In general a widening current account deficit is a negative. In India’s case however, it is almost acting as the counterweight to the hot money flows and is helping RBI avoid the nasty problem of either letting the currency appreciate (if it does not intervene by buying dollars) or increasing the money supply (it if does intervene). Contrary to a widely held belief, the hot money flows are not only equity markets driven. A good portion of this is also invested in debt in India and that is primarily driven by the differential in interest rates across developed economies and India. Since that is likely to last for a while owing to quantitative easing by the Fed, I would think the hot money flows are unlikely to abate in a significant way in the near future.
Structurally of course it is dangerous to have this fragile equilibrium for long.
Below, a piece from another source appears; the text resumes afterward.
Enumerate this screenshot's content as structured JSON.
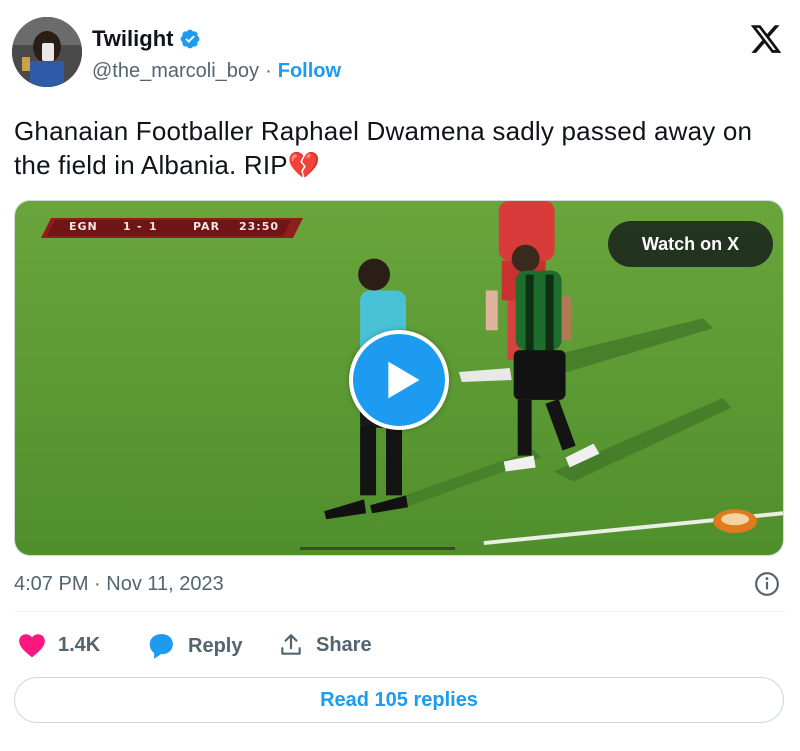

Hopefully some pick up in global economy would support exports growth from India and reduce the deficit. On the other hand, one can hope that the break up of the capital inflows moves towards more stable FDI. In fact, in one of the recent articles, The Economist highlights the so called 'Delhi Consesus' which in essence is about letting the capital inflows happen as a positive and much needed outcome of superior economic growth in emerging economies vis-a-vis developed ones. Following is an interesting graph from that article.
Even portfolio investments are made out to be much more volatile, bigger and potent villains than they really are. In a country like India sitting on over $280bn of forex reserves, a capital flight out of India of hot money can hardly bring about macroeconomic instability.